Der Kinobetreiber steht am anderen Ende der Verwertungskette — nicht beim Dreh, sondern dort, wo der Film tatsächlich sein Publikum trifft. Er bewirtschaftet die physische Location, verhandelt mit Verleihern über Startterminen und Filmauswahl, und trägt das finanzielle Risiko. Das klingt nach reiner Geschäftstätigkeit, hat aber direkten Einfluss auf die Produktion: Welche Filme bekommen Leinwände, wie lange laufen sie, wie viel Marketing-Support vom Verleih? Das entscheidet der Betreiber mit.
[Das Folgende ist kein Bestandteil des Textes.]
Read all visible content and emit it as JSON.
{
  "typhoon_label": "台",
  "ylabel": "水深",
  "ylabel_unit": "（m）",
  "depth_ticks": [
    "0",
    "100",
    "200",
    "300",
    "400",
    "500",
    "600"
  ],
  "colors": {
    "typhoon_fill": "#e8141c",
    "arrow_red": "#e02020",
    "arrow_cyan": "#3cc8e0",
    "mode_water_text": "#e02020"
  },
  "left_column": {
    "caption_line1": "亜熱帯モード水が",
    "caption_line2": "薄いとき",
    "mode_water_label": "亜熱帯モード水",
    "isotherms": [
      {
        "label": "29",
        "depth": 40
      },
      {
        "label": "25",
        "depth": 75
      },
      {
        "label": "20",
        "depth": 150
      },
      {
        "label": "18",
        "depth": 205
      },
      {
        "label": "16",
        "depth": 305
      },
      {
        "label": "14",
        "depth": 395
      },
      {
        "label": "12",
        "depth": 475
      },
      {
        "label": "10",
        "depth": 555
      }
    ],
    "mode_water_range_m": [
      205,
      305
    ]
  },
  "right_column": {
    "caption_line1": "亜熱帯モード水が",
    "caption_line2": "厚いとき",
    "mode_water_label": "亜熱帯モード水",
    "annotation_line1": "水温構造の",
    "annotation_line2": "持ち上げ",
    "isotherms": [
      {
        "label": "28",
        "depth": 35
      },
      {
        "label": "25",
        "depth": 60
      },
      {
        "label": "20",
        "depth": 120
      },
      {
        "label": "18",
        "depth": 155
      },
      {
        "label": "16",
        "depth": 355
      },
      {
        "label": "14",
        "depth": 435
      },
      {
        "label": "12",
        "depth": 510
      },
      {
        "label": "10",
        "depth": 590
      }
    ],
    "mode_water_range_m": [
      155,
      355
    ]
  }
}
Praktisch bedeutet das: Ein Kinobetreiber verhandelt Ausstattungsverträge — üblicherweise erhält der Verleih 50–60 % der Ticketeinnahmen in den ersten zwei Wochen, dann sinkt sein Anteil. Der Betreiber deckt Miete, Personal, Technik-Wartung und Nebenkosten aus seinem Part. Größere Multiplex-Ketten haben Einkaufsmacht — sie können Filme ablehnen oder für bessere Buchungsbedingungen kämpfen. Ein einzelnes Arthouse-Kino muss nehmen, was es bekommt. Diese Asymmetrie ist real und beeinflusst, welche Filme überhaupt Zugang zur Leinwand erhalten. Dokumentarfilme, Experimentalfilm oder Nischenkino brauchen spezialisierte Betreiber, die bewusst gegen Mainstream arbeiten.
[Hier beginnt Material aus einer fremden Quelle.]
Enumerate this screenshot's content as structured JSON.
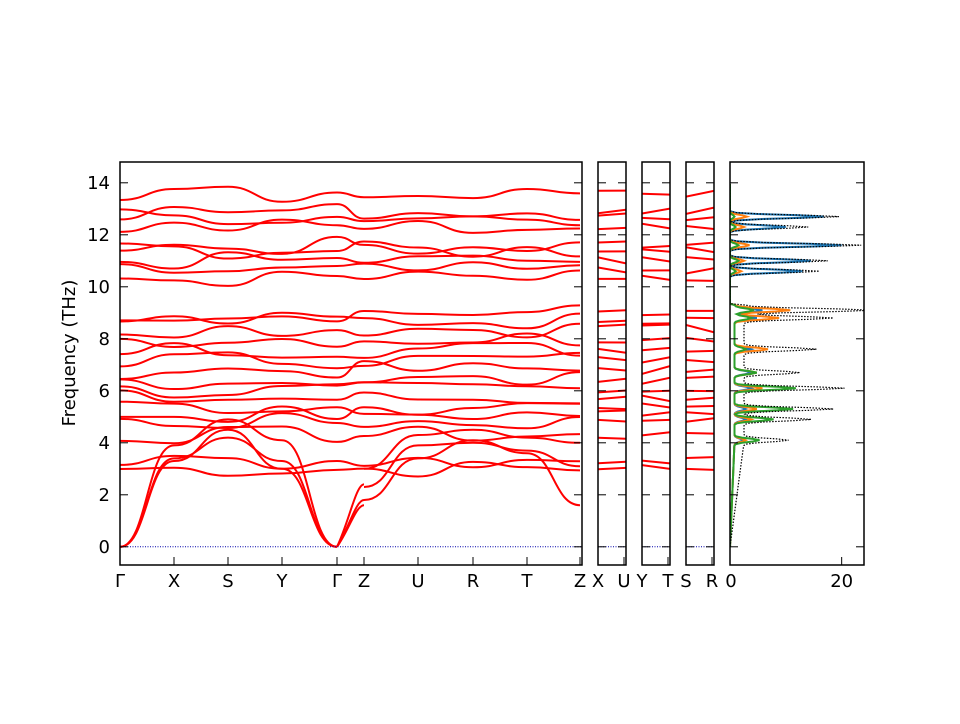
{
  "chart_data": {
    "type": "line",
    "ylabel": "Frequency (THz)",
    "ylim": [
      -0.7,
      14.8
    ],
    "yticks": [
      0,
      2,
      4,
      6,
      8,
      10,
      12,
      14
    ],
    "band_color": "#ff0000",
    "zero_line_color": "#0000aa",
    "segments": [
      {
        "path_labels": [
          "Γ",
          "X",
          "S",
          "Y",
          "Γ",
          "Z",
          "U",
          "R",
          "T",
          "Z"
        ]
      },
      {
        "path_labels": [
          "X",
          "U"
        ]
      },
      {
        "path_labels": [
          "Y",
          "T"
        ]
      },
      {
        "path_labels": [
          "S",
          "R"
        ]
      }
    ],
    "tick_labels": [
      "Γ",
      "X",
      "S",
      "Y",
      "Γ",
      "Z",
      "U",
      "R",
      "T",
      "Z",
      "X",
      "U",
      "Y",
      "T",
      "S",
      "R"
    ],
    "bands_gamma_x": [
      0,
      3.35
    ],
    "acoustic_branches": [
      {
        "points": [
          [
            0,
            0
          ],
          [
            1,
            3.4
          ],
          [
            2,
            4.2
          ],
          [
            3,
            3.3
          ],
          [
            4,
            0
          ]
        ]
      },
      {
        "points": [
          [
            0,
            0
          ],
          [
            1,
            3.3
          ],
          [
            2,
            4.5
          ],
          [
            3,
            3.0
          ],
          [
            4,
            0
          ]
        ]
      },
      {
        "points": [
          [
            0,
            0
          ],
          [
            1,
            3.9
          ],
          [
            2,
            4.9
          ],
          [
            3,
            4.1
          ],
          [
            4,
            0
          ]
        ]
      }
    ],
    "representative_optical_levels": [
      3.0,
      3.3,
      4.3,
      4.8,
      5.1,
      5.4,
      5.7,
      6.0,
      6.4,
      6.8,
      7.2,
      7.6,
      8.0,
      8.4,
      8.7,
      9.0,
      10.3,
      10.6,
      11.0,
      11.4,
      11.6,
      12.3,
      12.7,
      12.9,
      13.6
    ],
    "dos": {
      "xlim": [
        0,
        24
      ],
      "xticks": [
        0,
        20
      ],
      "series": [
        {
          "color": "#1f77b4",
          "style": "solid"
        },
        {
          "color": "#ff7f0e",
          "style": "solid"
        },
        {
          "color": "#2ca02c",
          "style": "solid"
        },
        {
          "color": "#000000",
          "style": "dotted"
        }
      ],
      "peaks": [
        {
          "freq": 12.7,
          "total": 19.5,
          "blue": 16.8,
          "orange": 3.0,
          "green": 0.8
        },
        {
          "freq": 12.3,
          "total": 14.0,
          "blue": 10.0,
          "orange": 2.5,
          "green": 1.0
        },
        {
          "freq": 11.6,
          "total": 23.5,
          "blue": 20.0,
          "orange": 3.5,
          "green": 1.5
        },
        {
          "freq": 11.0,
          "total": 17.5,
          "blue": 14.5,
          "orange": 2.5,
          "green": 1.5
        },
        {
          "freq": 10.6,
          "total": 16.0,
          "blue": 13.0,
          "orange": 2.0,
          "green": 1.0
        },
        {
          "freq": 9.1,
          "total": 23.0,
          "blue": 5.0,
          "orange": 10.0,
          "green": 3.5
        },
        {
          "freq": 8.8,
          "total": 16.0,
          "blue": 4.0,
          "orange": 8.0,
          "green": 3.0
        },
        {
          "freq": 7.6,
          "total": 13.0,
          "blue": 3.0,
          "orange": 6.0,
          "green": 2.0
        },
        {
          "freq": 6.7,
          "total": 10.0,
          "blue": 3.0,
          "orange": 4.0,
          "green": 4.0
        },
        {
          "freq": 6.1,
          "total": 18.0,
          "blue": 3.0,
          "orange": 5.0,
          "green": 11.0
        },
        {
          "freq": 5.3,
          "total": 16.0,
          "blue": 2.0,
          "orange": 4.0,
          "green": 10.5
        },
        {
          "freq": 4.9,
          "total": 12.0,
          "blue": 2.0,
          "orange": 3.0,
          "green": 7.0
        },
        {
          "freq": 4.1,
          "total": 8.0,
          "blue": 1.5,
          "orange": 2.0,
          "green": 4.5
        }
      ]
    }
  }
}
Die Tagesarbeit ist unglamourös: Ticketverkauf überwachen, Lichttechnik justieren, Filmspulen (oder Digital-Pakete) annehmen und lagern, Vorführtechnik warten, Kinosäle putzen. Beim Festivalfilm oder bei limitierter Ausstattung kann es heißen, dass der Betreiber selbst zum Cutter wird — Rollen sortieren, synchronisieren, Projektions-Settings anpassen. Bei digitaler Distribution (DCP, KDM-Schlüsseln) muss er IT-Know-how haben oder einen Techniker beschäftigen.
Die Betreiber-Welt hat sich brutal verdichtet: Multiplex-Chains dominieren, inhabergeführte Lichtspielhäuser verschwinden. Das hat Konsequenzen für Filmkultur — Programmkinos zeigen, was Verleih und Studio nicht wollen. Deshalb ist die Betreiber-Mentalität auch eine Haltung: Manche kämpfen bewusst für Vielfalt, programmieren gegen Quote, unterstützen Uraufführungen lokaler Regisseure. Andere optimieren nur auf Popcorn-Umsatz und Hollywood-Blockbuster. Für Producers und Regisseure ist das entscheidend zu wissen — wer die Leinwand hält, hält die Sichtbarkeit.